Problem # 1.
Write a K‐means high level algorithm and program for clustering the N dimensional data point in your own language. The algorithm should be able to read the data from a data file that has data in the following form. Note: you can use software library for sorting if needed.
Dimensions = <integer>
<Patient-id><age><gender><disease>
Generate a data file . The <disease> will be a word for example ‘diabetes’, ‘kidney problem’, ‘acidity’ etc. If the <disease> column is missing, it would mean no disease is associated with that value.
The distance measure will be Euclidean that means it is square root of squares of difference of coordinate and centroids. Your program should display the coordinates of the centroid on the screen, the threshold value you gave, and the maximum distance from the centroid to the farthest point in a cluster for all the clusters. It should also give the coordinates of the 'Outliers' in a separate output file. Outliers are those points that do not belong to any cluster.

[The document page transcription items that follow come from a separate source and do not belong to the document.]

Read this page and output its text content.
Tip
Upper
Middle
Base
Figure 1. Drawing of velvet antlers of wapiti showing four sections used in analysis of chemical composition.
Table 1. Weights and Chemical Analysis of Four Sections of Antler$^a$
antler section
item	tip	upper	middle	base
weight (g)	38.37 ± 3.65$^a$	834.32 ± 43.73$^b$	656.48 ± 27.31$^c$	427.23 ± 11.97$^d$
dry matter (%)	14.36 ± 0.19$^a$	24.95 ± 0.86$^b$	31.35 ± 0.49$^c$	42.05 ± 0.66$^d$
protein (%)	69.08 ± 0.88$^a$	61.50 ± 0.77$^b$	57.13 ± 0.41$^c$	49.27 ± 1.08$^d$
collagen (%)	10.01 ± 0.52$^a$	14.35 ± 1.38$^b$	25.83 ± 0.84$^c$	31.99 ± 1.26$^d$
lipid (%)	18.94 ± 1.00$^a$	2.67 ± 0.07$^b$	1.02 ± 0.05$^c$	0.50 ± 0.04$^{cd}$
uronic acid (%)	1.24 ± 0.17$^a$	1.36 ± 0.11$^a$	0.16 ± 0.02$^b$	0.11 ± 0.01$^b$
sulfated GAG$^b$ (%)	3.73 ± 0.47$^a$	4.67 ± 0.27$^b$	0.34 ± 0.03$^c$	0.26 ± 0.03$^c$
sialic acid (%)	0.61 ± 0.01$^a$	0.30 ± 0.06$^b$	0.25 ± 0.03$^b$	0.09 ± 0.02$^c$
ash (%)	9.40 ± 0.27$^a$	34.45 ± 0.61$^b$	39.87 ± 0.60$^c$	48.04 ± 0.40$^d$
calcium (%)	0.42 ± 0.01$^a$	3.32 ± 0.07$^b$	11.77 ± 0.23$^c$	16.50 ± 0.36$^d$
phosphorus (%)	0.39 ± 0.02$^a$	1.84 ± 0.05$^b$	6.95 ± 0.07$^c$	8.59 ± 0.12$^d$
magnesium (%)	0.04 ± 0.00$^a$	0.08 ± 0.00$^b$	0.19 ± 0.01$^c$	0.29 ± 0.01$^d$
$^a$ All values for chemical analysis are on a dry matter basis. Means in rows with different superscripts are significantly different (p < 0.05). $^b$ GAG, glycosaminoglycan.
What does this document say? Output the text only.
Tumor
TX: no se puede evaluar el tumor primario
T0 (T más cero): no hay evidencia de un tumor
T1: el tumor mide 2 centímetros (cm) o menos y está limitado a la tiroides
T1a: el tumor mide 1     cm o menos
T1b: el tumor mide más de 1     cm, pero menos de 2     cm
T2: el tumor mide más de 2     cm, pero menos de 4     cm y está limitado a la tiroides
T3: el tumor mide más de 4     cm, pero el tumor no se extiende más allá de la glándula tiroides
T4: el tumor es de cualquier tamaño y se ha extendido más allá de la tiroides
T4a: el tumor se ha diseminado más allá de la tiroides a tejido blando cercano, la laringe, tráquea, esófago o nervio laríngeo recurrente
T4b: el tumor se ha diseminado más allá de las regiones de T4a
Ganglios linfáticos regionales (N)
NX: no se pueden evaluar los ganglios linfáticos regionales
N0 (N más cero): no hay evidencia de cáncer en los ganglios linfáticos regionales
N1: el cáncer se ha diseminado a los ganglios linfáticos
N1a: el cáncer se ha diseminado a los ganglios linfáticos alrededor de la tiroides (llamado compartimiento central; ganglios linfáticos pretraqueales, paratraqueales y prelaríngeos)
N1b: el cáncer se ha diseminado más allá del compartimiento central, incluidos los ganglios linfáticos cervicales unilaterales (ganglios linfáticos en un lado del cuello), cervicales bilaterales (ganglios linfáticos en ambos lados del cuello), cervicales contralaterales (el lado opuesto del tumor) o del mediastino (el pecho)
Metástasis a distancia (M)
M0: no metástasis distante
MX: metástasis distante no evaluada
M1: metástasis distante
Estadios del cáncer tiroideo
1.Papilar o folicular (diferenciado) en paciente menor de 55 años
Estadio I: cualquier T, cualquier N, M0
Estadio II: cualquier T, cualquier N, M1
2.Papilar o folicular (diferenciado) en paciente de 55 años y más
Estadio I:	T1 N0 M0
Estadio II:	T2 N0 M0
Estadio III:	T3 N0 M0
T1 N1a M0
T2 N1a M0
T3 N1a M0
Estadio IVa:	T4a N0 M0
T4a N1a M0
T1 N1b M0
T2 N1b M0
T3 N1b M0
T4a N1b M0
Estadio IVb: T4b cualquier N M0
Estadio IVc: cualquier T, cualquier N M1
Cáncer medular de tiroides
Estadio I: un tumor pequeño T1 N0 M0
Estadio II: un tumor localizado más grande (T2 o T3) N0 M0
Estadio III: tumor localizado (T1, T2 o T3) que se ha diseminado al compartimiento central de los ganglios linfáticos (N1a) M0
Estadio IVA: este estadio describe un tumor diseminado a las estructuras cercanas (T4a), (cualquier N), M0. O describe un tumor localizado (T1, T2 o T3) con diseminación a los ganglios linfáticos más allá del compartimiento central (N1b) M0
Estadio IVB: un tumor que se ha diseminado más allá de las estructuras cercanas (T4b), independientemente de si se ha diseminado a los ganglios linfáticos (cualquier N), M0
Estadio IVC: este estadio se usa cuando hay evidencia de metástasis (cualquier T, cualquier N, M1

Note that there may be more than one clusters for the same disease.
Problem #2.
Write a program for finding out the most probable path given a transition matrix, observation matrix, and initialization matrix in a data file. The emitted string should be given by the user, and the program should return all the probable sequence of states that would emit the given signals along with their probabilities, and then print out the maximum probable path.
Please mention comments for each statement how it works.